Growing up with asthma
Adaptation processes and outcomes in children and adolescents with asthma and their parents
Asthma is the most common chronic condition among children and adolescents, with prevalence rates over 11% in the Portuguese pediatric population (DGS, 2000). This chronic inflammatory disorder of the airways is characterized by recurrent episodes of wheeze, shortness of breath, chest tightness and cough (GINA, 2008) and exerts substantial burden on pediatric patients and their families, including recurrent hospitalizations, the direct costs of medical treatments, the number of missed days from school/work, and the effects on their physical and psychosocial functioning (Sennhauser, Braun-Fahrländer, & Wildhaber, 2005).
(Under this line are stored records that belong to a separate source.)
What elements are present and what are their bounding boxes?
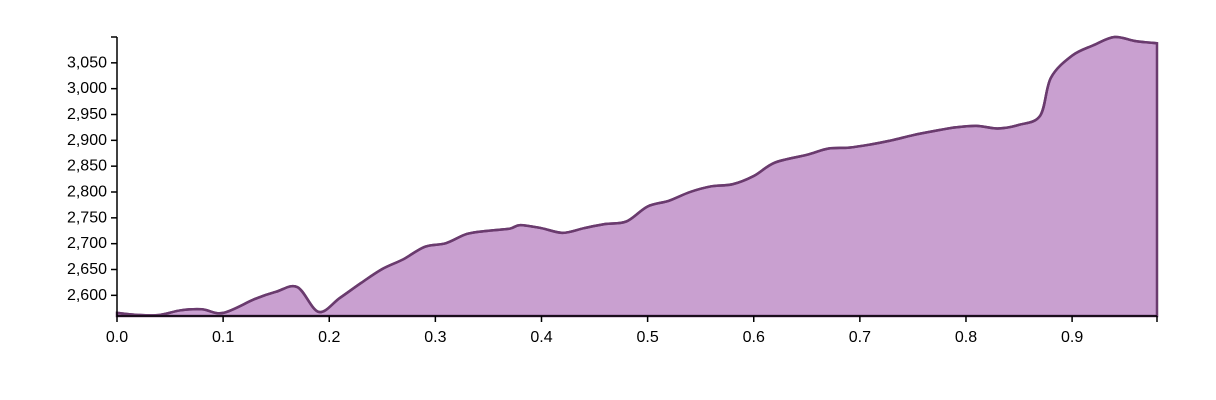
- y-tick-label: 2,800: [67, 184, 107, 201]
- area-fill: [115, 35, 1159, 318]
- x-tick-label: 0.3: [424, 329, 446, 346]
- x-tick-label: 0.2: [318, 329, 340, 346]
- x-tick-label: 0.9: [1061, 329, 1083, 346]
- area-line: [116, 35, 1158, 317]
- plot-area: [115, 35, 1159, 318]
- y-tick-label: 2,650: [67, 261, 107, 278]
- x-tick-label: 0.4: [530, 329, 552, 346]
- y-tick-label: 2,700: [67, 235, 107, 252]
- x-tick-label: 0.5: [636, 329, 658, 346]
- x-tick-label: 0.8: [955, 329, 977, 346]
- x-axis: 0.0 0.1 0.2 0.3 0.4 0.5 0.6 0.7 0.8 0.9: [106, 315, 1158, 346]
- y-tick-label: 2,850: [67, 158, 107, 175]
- y-tick-label: 2,950: [67, 106, 107, 123]
- y-tick-label: 2,750: [67, 209, 107, 226]
- y-tick-label: 2,900: [67, 132, 107, 149]
- x-tick-label: 0.1: [212, 329, 234, 346]
- x-tick-label: 0.7: [849, 329, 871, 346]
- y-axis: 2,600 2,650 2,700 2,750 2,800 2,850 2,900 2,950…: [67, 36, 118, 316]
- y-tick-label: 3,000: [67, 80, 107, 97]
- y-tick-label: 3,050: [67, 54, 107, 71]
- x-tick-label: 0.6: [743, 329, 765, 346]
- y-tick-label: 2,600: [67, 287, 107, 304]
- x-tick-label: 0.0: [106, 329, 128, 346]
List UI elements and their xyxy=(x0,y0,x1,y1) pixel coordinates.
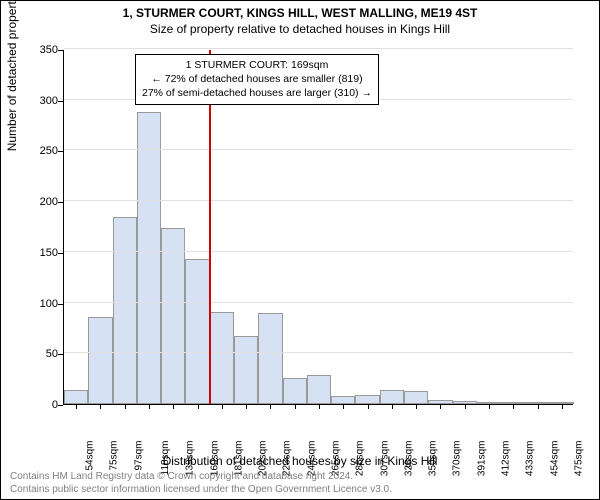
xtick-mark xyxy=(416,404,417,409)
xtick-mark xyxy=(198,404,199,409)
attribution-line-2: Contains public sector information licen… xyxy=(10,484,392,497)
ytick-mark xyxy=(58,304,63,305)
x-axis-label: Distribution of detached houses by size … xyxy=(0,454,600,468)
grid-line xyxy=(64,302,573,303)
histogram-bar xyxy=(113,217,137,404)
xtick-mark xyxy=(513,404,514,409)
ytick-label: 100 xyxy=(18,298,58,310)
histogram-bar xyxy=(137,112,161,404)
xtick-mark xyxy=(149,404,150,409)
y-axis-label: Number of detached properties xyxy=(5,0,19,151)
xtick-mark xyxy=(100,404,101,409)
histogram-bar xyxy=(404,391,428,404)
histogram-bar xyxy=(210,312,234,404)
grid-line xyxy=(64,200,573,201)
grid-line xyxy=(64,251,573,252)
annot-line-2: ← 72% of detached houses are smaller (81… xyxy=(142,72,372,86)
histogram-bar xyxy=(307,375,331,404)
annot-line-3: 27% of semi-detached houses are larger (… xyxy=(142,86,372,100)
ytick-mark xyxy=(58,253,63,254)
histogram-bar xyxy=(283,378,307,404)
ytick-label: 150 xyxy=(18,247,58,259)
ytick-label: 200 xyxy=(18,196,58,208)
grid-line xyxy=(64,352,573,353)
xtick-mark xyxy=(222,404,223,409)
ytick-label: 300 xyxy=(18,95,58,107)
ytick-mark xyxy=(58,50,63,51)
xtick-mark xyxy=(538,404,539,409)
reference-annotation: 1 STURMER COURT: 169sqm ← 72% of detache… xyxy=(135,54,379,105)
ytick-mark xyxy=(58,202,63,203)
xtick-mark xyxy=(319,404,320,409)
grid-line xyxy=(64,149,573,150)
ytick-mark xyxy=(58,101,63,102)
xtick-mark xyxy=(392,404,393,409)
histogram-bar xyxy=(380,390,404,404)
property-size-histogram: 1, STURMER COURT, KINGS HILL, WEST MALLI… xyxy=(0,0,600,500)
chart-title-sub: Size of property relative to detached ho… xyxy=(0,22,600,36)
histogram-bar xyxy=(185,259,209,404)
histogram-bar xyxy=(161,228,185,404)
xtick-mark xyxy=(246,404,247,409)
histogram-bar xyxy=(355,395,379,404)
histogram-bar xyxy=(64,390,88,404)
ytick-mark xyxy=(58,151,63,152)
chart-title-main: 1, STURMER COURT, KINGS HILL, WEST MALLI… xyxy=(0,6,600,20)
xtick-mark xyxy=(173,404,174,409)
xtick-mark xyxy=(343,404,344,409)
histogram-bar xyxy=(234,336,258,404)
ytick-mark xyxy=(58,405,63,406)
ytick-mark xyxy=(58,354,63,355)
ytick-label: 0 xyxy=(18,399,58,411)
xtick-mark xyxy=(368,404,369,409)
histogram-bar xyxy=(88,317,112,404)
xtick-mark xyxy=(295,404,296,409)
histogram-bar xyxy=(331,396,355,404)
attribution-line-1: Contains HM Land Registry data © Crown c… xyxy=(10,471,392,484)
xtick-mark xyxy=(465,404,466,409)
histogram-bar xyxy=(258,313,282,404)
xtick-mark xyxy=(270,404,271,409)
xtick-mark xyxy=(440,404,441,409)
xtick-mark xyxy=(489,404,490,409)
ytick-label: 50 xyxy=(18,348,58,360)
xtick-mark xyxy=(562,404,563,409)
xtick-mark xyxy=(76,404,77,409)
ytick-label: 350 xyxy=(18,44,58,56)
annot-line-1: 1 STURMER COURT: 169sqm xyxy=(142,58,372,72)
grid-line xyxy=(64,48,573,49)
attribution: Contains HM Land Registry data © Crown c… xyxy=(10,471,392,496)
ytick-label: 250 xyxy=(18,145,58,157)
xtick-mark xyxy=(125,404,126,409)
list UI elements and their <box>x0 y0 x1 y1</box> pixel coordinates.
However, research has revealed a wide variability in patient-reported outcomes (e.g., quality of life [QoL]), which may be a result of specific methodological challenges in pediatric outcomes assessment, but may also reflect the complex interplay between the risk and resistance factors mapping the adaptation processes.
In this context, this study aimed:
- To compare the QoL of children with asthma and their parents with healthy controls;
- To clarify the utility of generic and condition-specific measures and to examine parent-child agreement;
- To identify psychosocial risk and resistance factors and the processes through which they operate to explain the differential adaptation trajectories of children and their parents.
The results highlight the need of incorporating routine QoL assessment in pediatric clinical and research contexts, preferably adopting a modular approach including generic and condition-specific measures and “giving voice” to both children and their parents. Our findings also emphasize the role of positive dimensions of caregiving (i.e., uplifts), emotion-focused coping strategies (e.g., acceptance, positive reframing), and adaptive family relationships as family resources/protective factors against the deleterious effects of clinical, socio-economic and stress-related risks. The identification of modifiable variables associated with better individual and family adaptation may contribute to operationalize strength-based interventions in pediatric asthma clinical settings.